Access provided by Autonomous University of Puebla. Download conference paper PDF

Survey of convolutional neural network accelerators on field-programmable gate array platforms: architectures and optimization techniques

Article 29 March 2024

Performance-oriented FPGA-based convolution neural network designs

Article 09 February 2023

A survey of FPGA-based accelerators for convolutional neural networks

Article 06 October 2018

Keywords

1 Introduction

In the past decade, artificial intelligence (AI) and machine learning (ML) instruments have gained considerable prominence due to advancements in computational structure which consists of area, power, and effectiveness. A range of programs have started using AI algorithms to improve overall efficiency than conventional methods. These applications include image processing [1], for example, face identification, banking and statistical surveying [2], mechanical arms in the robotized producing area [3], medical services applications [4], database administration and management [5], and face checking and investigation security applications [6].
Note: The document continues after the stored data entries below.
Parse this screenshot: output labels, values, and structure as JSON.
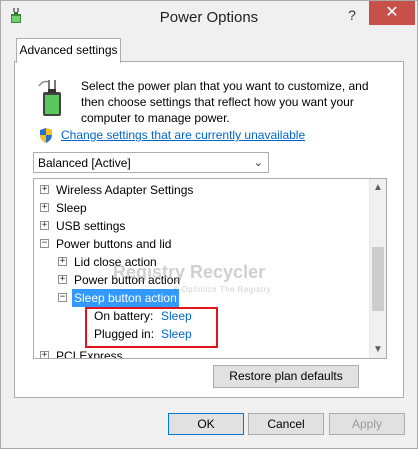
{
  "window": {
    "title": "Power Options",
    "help_label": "?",
    "close_label": "✕"
  },
  "tab": {
    "label": "Advanced settings"
  },
  "description": "Select the power plan that you want to customize, and then choose settings that reflect how you want your computer to manage power.",
  "change_link": "Change settings that are currently unavailable",
  "plan_select": {
    "value": "Balanced [Active]"
  },
  "tree": {
    "rows": [
      {
        "label": "Wireless Adapter Settings",
        "expander": "+"
      },
      {
        "label": "Sleep",
        "expander": "+"
      },
      {
        "label": "USB settings",
        "expander": "+"
      },
      {
        "label": "Power buttons and lid",
        "expander": "−"
      },
      {
        "label": "Lid close action",
        "expander": "+"
      },
      {
        "label": "Power button action",
        "expander": "+"
      },
      {
        "label": "Sleep button action",
        "expander": "−"
      },
      {
        "label": "On battery:",
        "value": "Sleep"
      },
      {
        "label": "Plugged in:",
        "value": "Sleep"
      },
      {
        "label": "PCI Express",
        "expander": "+"
      }
    ]
  },
  "watermark": {
    "text": "Registry Recycler",
    "subtext": "& Optimize The Registry"
  },
  "buttons": {
    "restore": "Restore plan defaults",
    "ok": "OK",
    "cancel": "Cancel",
    "apply": "Apply"
  },
  "colors": {
    "selection": "#3399ff",
    "link": "#0066cc",
    "close": "#c7504a",
    "highlight_box": "#e1141d"
  },
  "icons": {
    "app": "power-options-icon",
    "battery": "battery-plug-icon",
    "shield": "uac-shield-icon"
  }
}
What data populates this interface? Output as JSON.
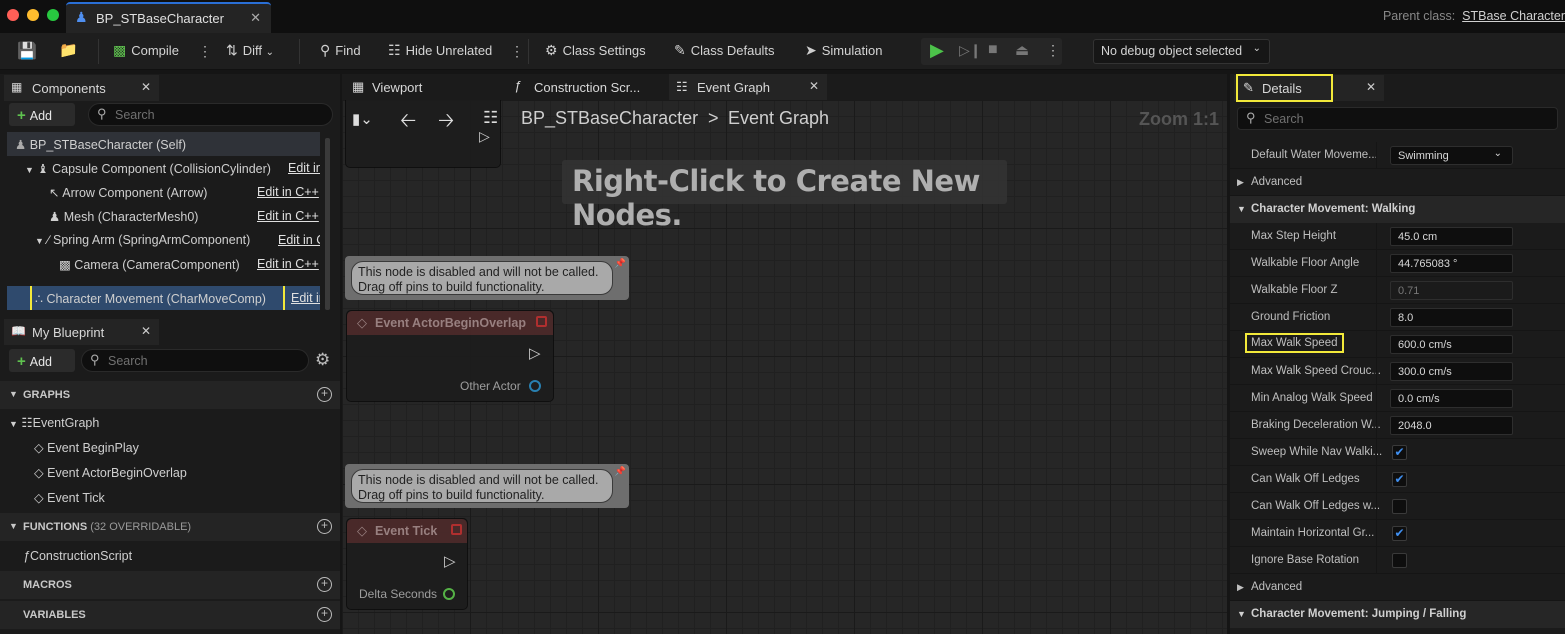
{
  "window": {
    "tab_title": "BP_STBaseCharacter",
    "parent_class_label": "Parent class:",
    "parent_class_value": "STBase Character"
  },
  "toolbar": {
    "compile": "Compile",
    "diff": "Diff",
    "find": "Find",
    "hide_unrelated": "Hide Unrelated",
    "class_settings": "Class Settings",
    "class_defaults": "Class Defaults",
    "simulation": "Simulation",
    "debug_object": "No debug object selected"
  },
  "components": {
    "tab": "Components",
    "add": "Add",
    "search_placeholder": "Search",
    "items": [
      {
        "label": "BP_STBaseCharacter (Self)",
        "edit": ""
      },
      {
        "label": "Capsule Component (CollisionCylinder)",
        "edit": "Edit in C++"
      },
      {
        "label": "Arrow Component (Arrow)",
        "edit": "Edit in C++"
      },
      {
        "label": "Mesh (CharacterMesh0)",
        "edit": "Edit in C++"
      },
      {
        "label": "Spring Arm (SpringArmComponent)",
        "edit": "Edit in C++"
      },
      {
        "label": "Camera (CameraComponent)",
        "edit": "Edit in C++"
      },
      {
        "label": "Character Movement (CharMoveComp)",
        "edit": "Edit in C++"
      }
    ]
  },
  "my_blueprint": {
    "tab": "My Blueprint",
    "add": "Add",
    "search_placeholder": "Search",
    "graphs_header": "GRAPHS",
    "event_graph": "EventGraph",
    "events": [
      "Event BeginPlay",
      "Event ActorBeginOverlap",
      "Event Tick"
    ],
    "functions_header": "FUNCTIONS",
    "functions_sub": "(32 OVERRIDABLE)",
    "construction_script": "ConstructionScript",
    "macros_header": "MACROS",
    "variables_header": "VARIABLES"
  },
  "editor_tabs": {
    "viewport": "Viewport",
    "construction": "Construction Scr...",
    "event_graph": "Event Graph"
  },
  "graph": {
    "breadcrumb_bp": "BP_STBaseCharacter",
    "breadcrumb_sep": ">",
    "breadcrumb_graph": "Event Graph",
    "zoom": "Zoom 1:1",
    "hint": "Right-Click to Create New Nodes.",
    "disabled_line1": "This node is disabled and will not be called.",
    "disabled_line2": "Drag off pins to build functionality.",
    "node_overlap_title": "Event ActorBeginOverlap",
    "node_overlap_pin": "Other Actor",
    "node_tick_title": "Event Tick",
    "node_tick_pin": "Delta Seconds"
  },
  "details": {
    "tab": "Details",
    "search_placeholder": "Search",
    "rows_top": [
      {
        "label": "Default Water Moveme...",
        "value": "Swimming",
        "type": "dropdown"
      }
    ],
    "advanced": "Advanced",
    "cat_walking": "Character Movement: Walking",
    "walking_rows": [
      {
        "label": "Max Step Height",
        "value": "45.0 cm",
        "type": "text"
      },
      {
        "label": "Walkable Floor Angle",
        "value": "44.765083 °",
        "type": "text"
      },
      {
        "label": "Walkable Floor Z",
        "value": "0.71",
        "type": "text"
      },
      {
        "label": "Ground Friction",
        "value": "8.0",
        "type": "text"
      },
      {
        "label": "Max Walk Speed",
        "value": "600.0 cm/s",
        "type": "text"
      },
      {
        "label": "Max Walk Speed Crouc...",
        "value": "300.0 cm/s",
        "type": "text"
      },
      {
        "label": "Min Analog Walk Speed",
        "value": "0.0 cm/s",
        "type": "text"
      },
      {
        "label": "Braking Deceleration W...",
        "value": "2048.0",
        "type": "text"
      },
      {
        "label": "Sweep While Nav Walki...",
        "value": true,
        "type": "check"
      },
      {
        "label": "Can Walk Off Ledges",
        "value": true,
        "type": "check"
      },
      {
        "label": "Can Walk Off Ledges w...",
        "value": false,
        "type": "check"
      },
      {
        "label": "Maintain Horizontal Gr...",
        "value": true,
        "type": "check"
      },
      {
        "label": "Ignore Base Rotation",
        "value": false,
        "type": "check"
      }
    ],
    "cat_jumping": "Character Movement: Jumping / Falling"
  },
  "colors": {
    "highlight": "#f2e93a",
    "accent_blue": "#2a6fd6",
    "play_green": "#4cc24a"
  }
}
The explosive development of big data over the past decade has inspired revolutionary approaches to obtain data from various sensors such as photos and voice samples. In reality, these Convolution Neural Networks (CNNs) [7] now are conceived as the standard method among the proposed methods by delivering “human-like” accuracy in various computer vision-related applications, such as classification [8], detection, segmentation [9], and speech recognition [10].

As CNNs need up to 38 GOP/s to identify a single frame [11], this output is obtained at the expense of a high computational price. Hence, to accelerate their execution, dedicated hardware is required. The most frequently used platform for implementing CNNs is Graphics Processing Units (GPUs), as they provide the highest performance with respect to computational throughput, hitting 11 TFLOP/s [12].

Nonetheless, FPGA systems are considered to be better energy efficient in terms of power consumption (vs GPUs). Thereby, several FPGA-based CNN accelerators were suggested, targeting both data centers for High Performance Computing (HPC) [13] and embedded applications [14].

Although GPU implementations have shown exceptional computational efficiency, for two reasons, CNN acceleration is heading momentarily towards FPGAs. First, recent advances in FPGA technology have brought about FPGA performance with a recorded performance of 9.2 TFLOP/s for the latter in striking distance to GPUs. Second, recent CNN production patterns are increasing the sparsity of CNNs and using extremely compact types of data.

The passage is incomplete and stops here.